On October 24, 2009 at approximately 4:15 a.m. a Nissan was north bound on the Seaford Oyster Bay Expressway when the driver, the son of the owner, saw a license plate in the roadway and attempted to avoid hitting it. The Nissan swerved, lost control and then struck a concrete divider wall. The operator of the vehicle stated that following the one car accident, he collected the license plate and called a tow truck to come remove his vehicle.
Following the accident, the Suffolk operator of the Nissan discovered that the license plate had come from a vehicle that had been involved in an accident on the opposite side of the expressway six days earlier.
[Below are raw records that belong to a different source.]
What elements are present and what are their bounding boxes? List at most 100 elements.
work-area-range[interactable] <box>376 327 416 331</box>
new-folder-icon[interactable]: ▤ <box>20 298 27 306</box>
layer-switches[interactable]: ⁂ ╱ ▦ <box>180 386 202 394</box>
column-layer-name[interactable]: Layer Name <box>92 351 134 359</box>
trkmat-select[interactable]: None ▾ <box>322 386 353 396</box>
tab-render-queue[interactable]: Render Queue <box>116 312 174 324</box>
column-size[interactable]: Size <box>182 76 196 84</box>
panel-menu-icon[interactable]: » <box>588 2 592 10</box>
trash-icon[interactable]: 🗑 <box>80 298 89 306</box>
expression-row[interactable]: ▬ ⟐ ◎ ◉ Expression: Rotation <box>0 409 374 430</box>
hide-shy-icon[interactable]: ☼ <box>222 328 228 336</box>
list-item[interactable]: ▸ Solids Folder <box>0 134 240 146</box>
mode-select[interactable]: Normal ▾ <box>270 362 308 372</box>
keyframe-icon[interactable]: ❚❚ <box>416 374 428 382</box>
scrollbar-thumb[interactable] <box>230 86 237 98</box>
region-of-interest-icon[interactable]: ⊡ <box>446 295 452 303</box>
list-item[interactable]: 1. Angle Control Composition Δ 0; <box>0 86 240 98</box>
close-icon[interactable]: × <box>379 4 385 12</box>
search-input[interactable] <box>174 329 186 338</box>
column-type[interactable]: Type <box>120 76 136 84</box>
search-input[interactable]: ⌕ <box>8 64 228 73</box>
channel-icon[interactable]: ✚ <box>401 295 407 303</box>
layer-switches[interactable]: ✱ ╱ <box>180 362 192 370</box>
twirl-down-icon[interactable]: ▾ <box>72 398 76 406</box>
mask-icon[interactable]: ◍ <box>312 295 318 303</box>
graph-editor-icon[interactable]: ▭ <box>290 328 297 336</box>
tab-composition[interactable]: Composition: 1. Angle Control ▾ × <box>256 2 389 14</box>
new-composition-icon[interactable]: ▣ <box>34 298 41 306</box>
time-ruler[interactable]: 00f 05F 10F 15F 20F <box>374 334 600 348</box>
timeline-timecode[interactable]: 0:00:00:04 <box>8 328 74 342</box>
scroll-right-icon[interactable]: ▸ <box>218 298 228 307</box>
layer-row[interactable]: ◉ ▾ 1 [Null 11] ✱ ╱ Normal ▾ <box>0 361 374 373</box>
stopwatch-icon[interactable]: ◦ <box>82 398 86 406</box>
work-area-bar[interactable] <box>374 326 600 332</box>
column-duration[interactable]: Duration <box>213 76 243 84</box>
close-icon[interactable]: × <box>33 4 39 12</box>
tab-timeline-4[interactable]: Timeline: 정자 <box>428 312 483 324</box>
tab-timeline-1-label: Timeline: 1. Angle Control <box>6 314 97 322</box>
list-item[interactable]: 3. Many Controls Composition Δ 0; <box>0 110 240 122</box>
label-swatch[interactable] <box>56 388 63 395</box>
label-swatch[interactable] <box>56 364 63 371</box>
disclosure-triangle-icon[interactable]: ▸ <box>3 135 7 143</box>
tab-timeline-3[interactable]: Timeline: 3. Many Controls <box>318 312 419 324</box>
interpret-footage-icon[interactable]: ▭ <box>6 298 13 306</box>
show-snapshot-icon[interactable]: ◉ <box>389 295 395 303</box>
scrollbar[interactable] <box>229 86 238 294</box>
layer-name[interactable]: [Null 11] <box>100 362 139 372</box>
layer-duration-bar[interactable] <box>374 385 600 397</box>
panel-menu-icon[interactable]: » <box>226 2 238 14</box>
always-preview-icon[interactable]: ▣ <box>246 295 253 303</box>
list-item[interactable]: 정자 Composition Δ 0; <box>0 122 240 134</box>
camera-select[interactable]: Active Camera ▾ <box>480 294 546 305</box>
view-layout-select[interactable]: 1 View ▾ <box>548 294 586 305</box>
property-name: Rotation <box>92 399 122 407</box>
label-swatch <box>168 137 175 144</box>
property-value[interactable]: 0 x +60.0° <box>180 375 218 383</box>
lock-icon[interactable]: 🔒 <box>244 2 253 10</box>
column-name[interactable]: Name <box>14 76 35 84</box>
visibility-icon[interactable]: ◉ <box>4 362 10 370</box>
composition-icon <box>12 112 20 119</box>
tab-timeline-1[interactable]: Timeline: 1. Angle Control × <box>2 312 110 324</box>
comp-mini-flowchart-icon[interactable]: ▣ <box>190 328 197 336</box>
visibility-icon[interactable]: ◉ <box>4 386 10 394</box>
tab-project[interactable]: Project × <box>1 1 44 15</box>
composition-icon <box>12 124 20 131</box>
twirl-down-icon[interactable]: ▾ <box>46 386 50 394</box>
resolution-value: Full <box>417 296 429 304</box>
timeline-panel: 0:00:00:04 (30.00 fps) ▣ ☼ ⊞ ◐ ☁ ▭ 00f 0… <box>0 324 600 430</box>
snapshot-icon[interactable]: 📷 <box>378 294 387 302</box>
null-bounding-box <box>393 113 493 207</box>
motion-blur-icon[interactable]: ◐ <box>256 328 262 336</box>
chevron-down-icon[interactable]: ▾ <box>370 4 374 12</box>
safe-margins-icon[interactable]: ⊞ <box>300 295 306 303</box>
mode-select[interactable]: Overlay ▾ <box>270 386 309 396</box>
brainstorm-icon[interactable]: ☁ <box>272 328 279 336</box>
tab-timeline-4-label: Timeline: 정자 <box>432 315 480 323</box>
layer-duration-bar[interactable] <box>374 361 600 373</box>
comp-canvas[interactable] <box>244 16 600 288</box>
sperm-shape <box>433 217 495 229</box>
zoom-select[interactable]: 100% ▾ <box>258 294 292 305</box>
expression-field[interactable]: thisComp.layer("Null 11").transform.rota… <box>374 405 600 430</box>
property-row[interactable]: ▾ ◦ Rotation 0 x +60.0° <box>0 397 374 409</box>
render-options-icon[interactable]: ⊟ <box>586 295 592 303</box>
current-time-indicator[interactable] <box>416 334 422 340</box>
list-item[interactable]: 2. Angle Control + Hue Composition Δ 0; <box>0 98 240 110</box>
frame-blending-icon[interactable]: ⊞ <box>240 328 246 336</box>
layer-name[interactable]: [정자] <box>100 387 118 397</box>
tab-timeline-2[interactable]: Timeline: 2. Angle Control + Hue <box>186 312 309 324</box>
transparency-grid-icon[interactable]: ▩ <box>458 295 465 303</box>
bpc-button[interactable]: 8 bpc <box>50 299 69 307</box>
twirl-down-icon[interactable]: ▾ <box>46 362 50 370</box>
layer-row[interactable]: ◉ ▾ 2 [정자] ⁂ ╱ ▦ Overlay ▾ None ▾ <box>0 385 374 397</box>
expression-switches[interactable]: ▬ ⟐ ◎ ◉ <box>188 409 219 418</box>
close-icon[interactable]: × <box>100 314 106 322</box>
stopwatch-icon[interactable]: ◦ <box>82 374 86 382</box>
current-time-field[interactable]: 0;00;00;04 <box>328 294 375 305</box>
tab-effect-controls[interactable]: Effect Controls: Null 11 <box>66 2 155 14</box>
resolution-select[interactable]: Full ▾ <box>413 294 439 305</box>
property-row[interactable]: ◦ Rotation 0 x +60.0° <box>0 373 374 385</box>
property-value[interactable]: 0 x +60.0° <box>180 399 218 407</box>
He filed a lawsuit claiming that the tow truck company that had removed the driver’s vehicle from the first accident had not removed the debris from the roadway properly according to Traffic Law § 1219 (c ).
Vehicle and Traffic Law § 1219 (c ) states that “[a]ny person removing a wrecked or damaged vehicle from a highway shall remove any glass or other injurious substance dropped upon the highway from such vehicle”. Several precedent cases were discussed with varying degrees of applications to the accident in question. Ultimately the question at hand deals with the liability of the tow truck driver or the owner of the vehicle from the previous accident to be responsible for any debris that was left in the roadway that could and did cause an additional accident.
The Supreme Court in this case was approached the night before trial with a request for summary judgment in the case of the owner of the vehicle that was involved in the first accident. It was decided that since she had no knowledge or responsibility to the removal of the vehicle which was done by the tow service that her request for summary judgment was appropriate and was approved.
The second request for Summary Judgment came from the tow service because they state that they were hired and directed by the City and that they responded accordingly. They were dispatched to the one side of the expressway where they collected a vehicle and cleared all debris. They were unaware of any debris that had gone over the median wall onto the other side of the expressway and did not intentionally leave any debris behind.
The Nassau Court agreed and so ordered for summary judgment on the side of the towing service that no liability be assigned to them in this case.